Classicale uitspraak.

We bedoelen de uitspraak van de classis Amsterdam der Chr. Geref. Kerk. Het kan zijn nut hebben deze uitspraak, zooals we ze in een dagblad vonden, geheel aan onze lezers voor te leggen.

Met algemeene stemmen heeft de classis, bovengenoemd, het volgende uitgesproken :

1. Dat het kerkelijk eenheidsbesef naar de Hoogepriesterlijke bede — zich dient uit te strekken, niet slechts tot een eventueele vereeniging met de Geref. Kerken, maar evenzeer tot tenminste alle groepen van Geref. Belijden, als — de Geref. Gemeente, de Oud-Geref. Gemeenten, de Ned. Herv. Kerk. (Geref. Bond; Confessioneelen).

Dit te meer, waar :

2. De redenen waarom wij van de Geref. Kerken gescheiden leven niet minder gewichtig zijn, dan die waarom wij met de andere groepen niet vereenigd zijn.

3. Wie in den ernst der tijden roepstemmen Gods meent te moeten beluisteren, welke zouden bedoelen de kerkelijke eenheid te zoeken, vertolkt edele zielsgevoelens, die wij niet hebben te verachten, op voorwaarde, dat zulks niet zal zijn uit den huldigen tijdgeest, noch uit angstgevoelens. Maar dan diene men evenzeer, zoo niet in de allereerste plaats, wat eigen Kerk aangaat, er roepstemmen in te beluisteren om te waken tegen de indringende oppervlakkigheid, veruitwendiging, en eenzijdige voorwerpelijkheid, waardoor we in menig opzicht gevaar loopen van afglijden van het spoor van 1834.

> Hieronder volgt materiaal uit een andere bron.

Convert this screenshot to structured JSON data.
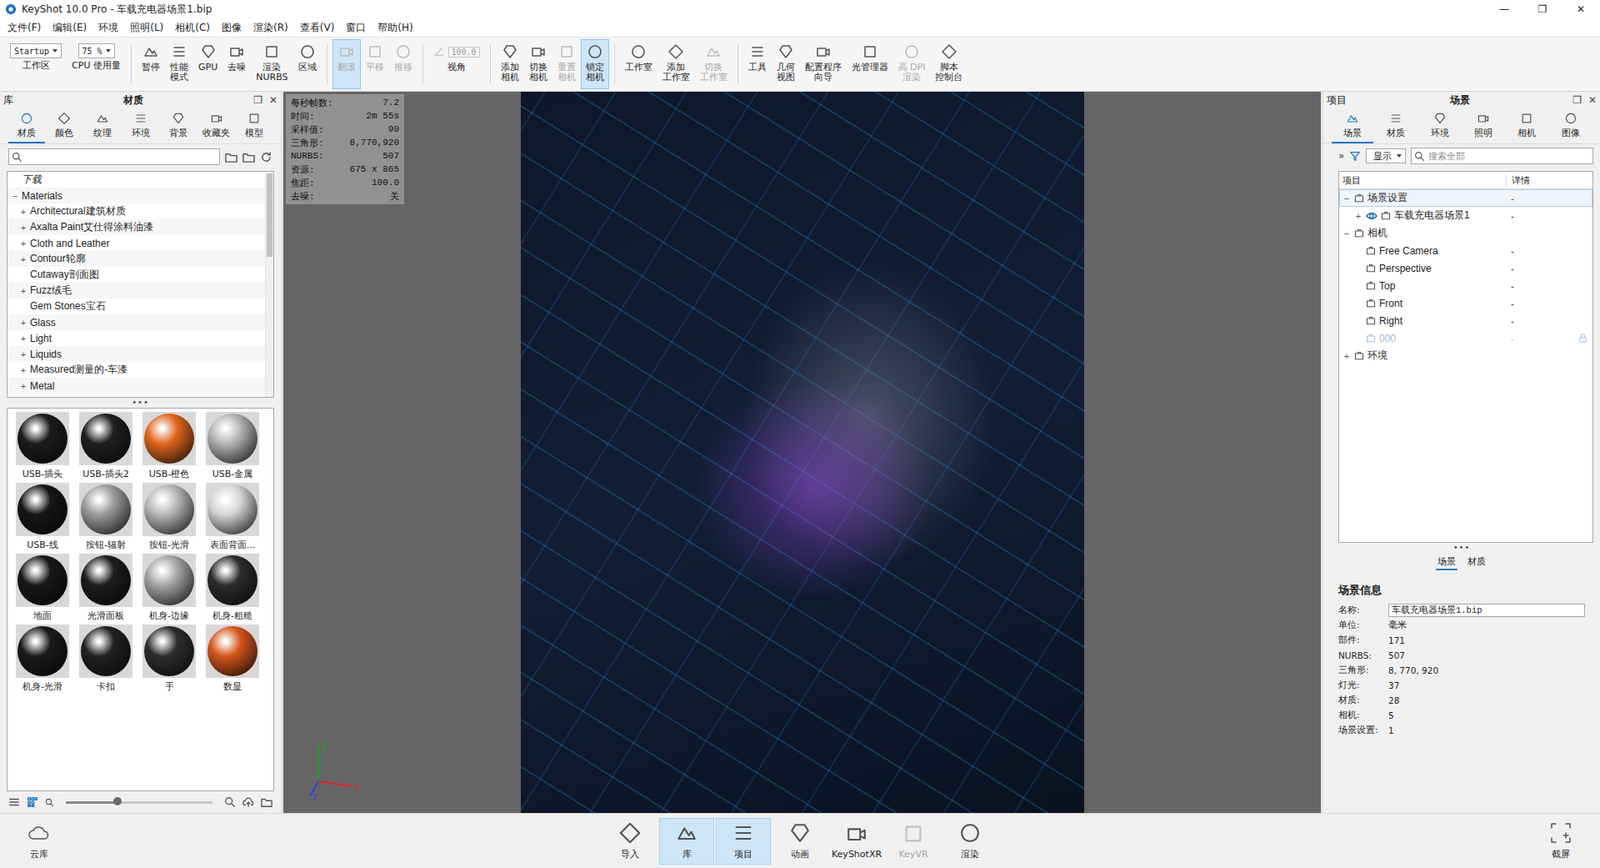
{
  "window": {
    "title": "KeyShot 10.0 Pro  - 车载充电器场景1.bip",
    "controls": [
      "—",
      "❐",
      "✕"
    ]
  },
  "menu": [
    "文件(F)",
    "编辑(E)",
    "环境",
    "照明(L)",
    "相机(C)",
    "图像",
    "渲染(R)",
    "查看(V)",
    "窗口",
    "帮助(H)"
  ],
  "toolbar": [
    {
      "items": [
        {
          "kind": "dropdown",
          "value": "Startup",
          "label": "工作区",
          "disabled": false,
          "selected": false
        },
        {
          "kind": "dropdown",
          "value": "75 %",
          "label": "CPU 使用量",
          "disabled": false,
          "selected": false
        }
      ]
    },
    {
      "items": [
        {
          "kind": "button",
          "label": "暂停",
          "disabled": false,
          "selected": false
        },
        {
          "kind": "button",
          "label": "性能\n模式",
          "disabled": false,
          "selected": false
        },
        {
          "kind": "button",
          "label": "GPU",
          "disabled": false,
          "selected": false
        },
        {
          "kind": "button",
          "label": "去噪",
          "disabled": false,
          "selected": false
        },
        {
          "kind": "button",
          "label": "渲染\nNURBS",
          "disabled": false,
          "selected": false
        },
        {
          "kind": "button",
          "label": "区域",
          "disabled": false,
          "selected": false
        }
      ]
    },
    {
      "items": [
        {
          "kind": "button",
          "label": "翻滚",
          "disabled": true,
          "selected": true
        },
        {
          "kind": "button",
          "label": "平移",
          "disabled": true,
          "selected": false
        },
        {
          "kind": "button",
          "label": "推移",
          "disabled": true,
          "selected": false
        }
      ]
    },
    {
      "items": [
        {
          "kind": "field",
          "value": "100.0",
          "label": "视角",
          "disabled": false,
          "selected": false
        }
      ]
    },
    {
      "items": [
        {
          "kind": "button",
          "label": "添加\n相机",
          "disabled": false,
          "selected": false
        },
        {
          "kind": "button",
          "label": "切换\n相机",
          "disabled": false,
          "selected": false
        },
        {
          "kind": "button",
          "label": "重置\n相机",
          "disabled": true,
          "selected": false
        },
        {
          "kind": "button",
          "label": "锁定\n相机",
          "disabled": false,
          "selected": true
        }
      ]
    },
    {
      "items": [
        {
          "kind": "button",
          "label": "工作室",
          "disabled": false,
          "selected": false
        },
        {
          "kind": "button",
          "label": "添加\n工作室",
          "disabled": false,
          "selected": false
        },
        {
          "kind": "button",
          "label": "切换\n工作室",
          "disabled": true,
          "selected": false
        }
      ]
    },
    {
      "items": [
        {
          "kind": "button",
          "label": "工具",
          "disabled": false,
          "selected": false
        },
        {
          "kind": "button",
          "label": "几何\n视图",
          "disabled": false,
          "selected": false
        },
        {
          "kind": "button",
          "label": "配置程序\n向导",
          "disabled": false,
          "selected": false
        },
        {
          "kind": "button",
          "label": "光管理器",
          "disabled": false,
          "selected": false
        },
        {
          "kind": "button",
          "label": "高 DPI\n渲染",
          "disabled": true,
          "selected": false
        },
        {
          "kind": "button",
          "label": "脚本\n控制台",
          "disabled": false,
          "selected": false
        }
      ]
    }
  ],
  "library": {
    "panel": "库",
    "title": "材质",
    "controls": [
      "❐",
      "✕"
    ],
    "tabs": [
      {
        "label": "材质",
        "selected": true
      },
      {
        "label": "颜色",
        "selected": false
      },
      {
        "label": "纹理",
        "selected": false
      },
      {
        "label": "环境",
        "selected": false
      },
      {
        "label": "背景",
        "selected": false
      },
      {
        "label": "收藏夹",
        "selected": false
      },
      {
        "label": "模型",
        "selected": false
      }
    ],
    "tree": [
      {
        "label": "下载",
        "toggle": "",
        "depth": 0,
        "italic": true
      },
      {
        "label": "Materials",
        "toggle": "−",
        "depth": 0,
        "italic": false
      },
      {
        "label": "Architectural建筑材质",
        "toggle": "+",
        "depth": 1,
        "italic": false
      },
      {
        "label": "Axalta Paint艾仕得涂料油漆",
        "toggle": "+",
        "depth": 1,
        "italic": false
      },
      {
        "label": "Cloth and Leather",
        "toggle": "+",
        "depth": 1,
        "italic": false
      },
      {
        "label": "Contour轮廓",
        "toggle": "+",
        "depth": 1,
        "italic": false
      },
      {
        "label": "Cutaway剖面图",
        "toggle": "",
        "depth": 1,
        "italic": false
      },
      {
        "label": "Fuzz绒毛",
        "toggle": "+",
        "depth": 1,
        "italic": false
      },
      {
        "label": "Gem Stones宝石",
        "toggle": "",
        "depth": 1,
        "italic": false
      },
      {
        "label": "Glass",
        "toggle": "+",
        "depth": 1,
        "italic": false
      },
      {
        "label": "Light",
        "toggle": "+",
        "depth": 1,
        "italic": false
      },
      {
        "label": "Liquids",
        "toggle": "+",
        "depth": 1,
        "italic": false
      },
      {
        "label": "Measured测量的-车漆",
        "toggle": "+",
        "depth": 1,
        "italic": false
      },
      {
        "label": "Metal",
        "toggle": "+",
        "depth": 1,
        "italic": false
      }
    ],
    "divider": "•••",
    "materials": [
      {
        "name": "USB-插头",
        "color": "#1c1c1c"
      },
      {
        "name": "USB-插头2",
        "color": "#202020"
      },
      {
        "name": "USB-橙色",
        "color": "#e0661e"
      },
      {
        "name": "USB-金属",
        "color": "#b4b4b4"
      },
      {
        "name": "USB-线",
        "color": "#161616"
      },
      {
        "name": "按钮-辐射",
        "color": "#9c9c9c"
      },
      {
        "name": "按钮-光滑",
        "color": "#b8b8b8"
      },
      {
        "name": "表面背面...",
        "color": "#d6d6d6"
      },
      {
        "name": "地面",
        "color": "#181818"
      },
      {
        "name": "光滑面板",
        "color": "#1d1d1d"
      },
      {
        "name": "机身-边缘",
        "color": "#a6a6a6"
      },
      {
        "name": "机身-粗糙",
        "color": "#2c2c2c"
      },
      {
        "name": "机身-光滑",
        "color": "#1a1a1a"
      },
      {
        "name": "卡扣",
        "color": "#222222"
      },
      {
        "name": "手",
        "color": "#2e2e2e"
      },
      {
        "name": "数显",
        "color": "#d4561c"
      }
    ],
    "zoom": {
      "level": 0.35
    }
  },
  "viewport": {
    "stats": [
      {
        "label": "每秒帧数:",
        "value": "7.2"
      },
      {
        "label": "时间:",
        "value": "2m 55s"
      },
      {
        "label": "采样值:",
        "value": "90"
      },
      {
        "label": "三角形:",
        "value": "8,770,920"
      },
      {
        "label": "NURBS:",
        "value": "507"
      },
      {
        "label": "资源:",
        "value": "675 x 865"
      },
      {
        "label": "焦距:",
        "value": "100.0"
      },
      {
        "label": "去噪:",
        "value": "关"
      }
    ],
    "axes": [
      {
        "label": "y",
        "color": "#19a319"
      },
      {
        "label": "x",
        "color": "#e02020"
      },
      {
        "label": "z",
        "color": "#2444e0"
      }
    ]
  },
  "project": {
    "panel": "项目",
    "title": "场景",
    "controls": [
      "❐",
      "✕"
    ],
    "tabs": [
      {
        "label": "场景",
        "selected": true
      },
      {
        "label": "材质",
        "selected": false
      },
      {
        "label": "环境",
        "selected": false
      },
      {
        "label": "照明",
        "selected": false
      },
      {
        "label": "相机",
        "selected": false
      },
      {
        "label": "图像",
        "selected": false
      }
    ],
    "filter": {
      "toggle": "»",
      "display": "显示",
      "search": "搜索全部"
    },
    "columns": [
      "项目",
      "详情"
    ],
    "rows": [
      {
        "label": "场景设置",
        "detail": "-",
        "toggle": "−",
        "depth": 0,
        "eye": false,
        "disabled": false,
        "locked": false,
        "selected": true
      },
      {
        "label": "车载充电器场景1",
        "detail": "-",
        "toggle": "+",
        "depth": 1,
        "eye": true,
        "disabled": false,
        "locked": false,
        "selected": false
      },
      {
        "label": "相机",
        "detail": "",
        "toggle": "−",
        "depth": 0,
        "eye": false,
        "disabled": false,
        "locked": false,
        "selected": false
      },
      {
        "label": "Free Camera",
        "detail": "-",
        "toggle": "",
        "depth": 1,
        "eye": false,
        "disabled": false,
        "locked": false,
        "selected": false
      },
      {
        "label": "Perspective",
        "detail": "-",
        "toggle": "",
        "depth": 1,
        "eye": false,
        "disabled": false,
        "locked": false,
        "selected": false
      },
      {
        "label": "Top",
        "detail": "-",
        "toggle": "",
        "depth": 1,
        "eye": false,
        "disabled": false,
        "locked": false,
        "selected": false
      },
      {
        "label": "Front",
        "detail": "-",
        "toggle": "",
        "depth": 1,
        "eye": false,
        "disabled": false,
        "locked": false,
        "selected": false
      },
      {
        "label": "Right",
        "detail": "-",
        "toggle": "",
        "depth": 1,
        "eye": false,
        "disabled": false,
        "locked": false,
        "selected": false
      },
      {
        "label": "000",
        "detail": "-",
        "toggle": "",
        "depth": 1,
        "eye": false,
        "disabled": true,
        "locked": true,
        "selected": false
      },
      {
        "label": "环境",
        "detail": "",
        "toggle": "+",
        "depth": 0,
        "eye": false,
        "disabled": false,
        "locked": false,
        "selected": false
      }
    ],
    "divider": "•••",
    "subtabs": [
      {
        "label": "场景",
        "selected": true
      },
      {
        "label": "材质",
        "selected": false
      }
    ],
    "info": {
      "title": "场景信息",
      "fields": [
        {
          "label": "名称:",
          "value": "车载充电器场景1.bip",
          "kind": "input"
        },
        {
          "label": "单位:",
          "value": "毫米",
          "kind": "text"
        },
        {
          "label": "部件:",
          "value": "171",
          "kind": "text"
        },
        {
          "label": "NURBS:",
          "value": "507",
          "kind": "text"
        },
        {
          "label": "三角形:",
          "value": "8, 770, 920",
          "kind": "text"
        },
        {
          "label": "灯光:",
          "value": "37",
          "kind": "text"
        },
        {
          "label": "材质:",
          "value": "28",
          "kind": "text"
        },
        {
          "label": "相机:",
          "value": "5",
          "kind": "text"
        },
        {
          "label": "场景设置:",
          "value": "1",
          "kind": "text"
        }
      ]
    }
  },
  "bottombar": {
    "left": "云库",
    "items": [
      {
        "label": "导入",
        "selected": false,
        "disabled": false
      },
      {
        "label": "库",
        "selected": true,
        "disabled": false
      },
      {
        "label": "项目",
        "selected": true,
        "disabled": false
      },
      {
        "label": "动画",
        "selected": false,
        "disabled": false
      },
      {
        "label": "KeyShotXR",
        "selected": false,
        "disabled": false
      },
      {
        "label": "KeyVR",
        "selected": false,
        "disabled": true
      },
      {
        "label": "渲染",
        "selected": false,
        "disabled": false
      }
    ],
    "right": "截屏"
  }
}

4. Zal er ooit sprake kunnen zijn van vereenigingsmogelijkheid, nu in casu met de Geref. Kerken, dan niet anders, dan tenzij door de Geref. Kerken de leer der onderstelde wedergeboorte ca. met de daarop gebouwde methode en practijk principieel zij herzien.

5. Men spreke niet zonder meer van zondige gedeeldheid, maar van de zondige oorzaken, die reden gaven en geven tot ons afzonderlijk voortbestaan.

6. In ernstige overweging wordt gegeven om alle geschrijf over deze stof, in eigen kerkelijke bladen te staken, nademaal het verre van denkbeeldig is, dat anders de vrede, rust en welstand in eigen Kerk zouden dreigen gevaar te loopen, getuige de alom en almeer te beluisteren geluiden in onze Kerk, die de kerkelijke eenheid in eigen Kerk zelf bedreigen.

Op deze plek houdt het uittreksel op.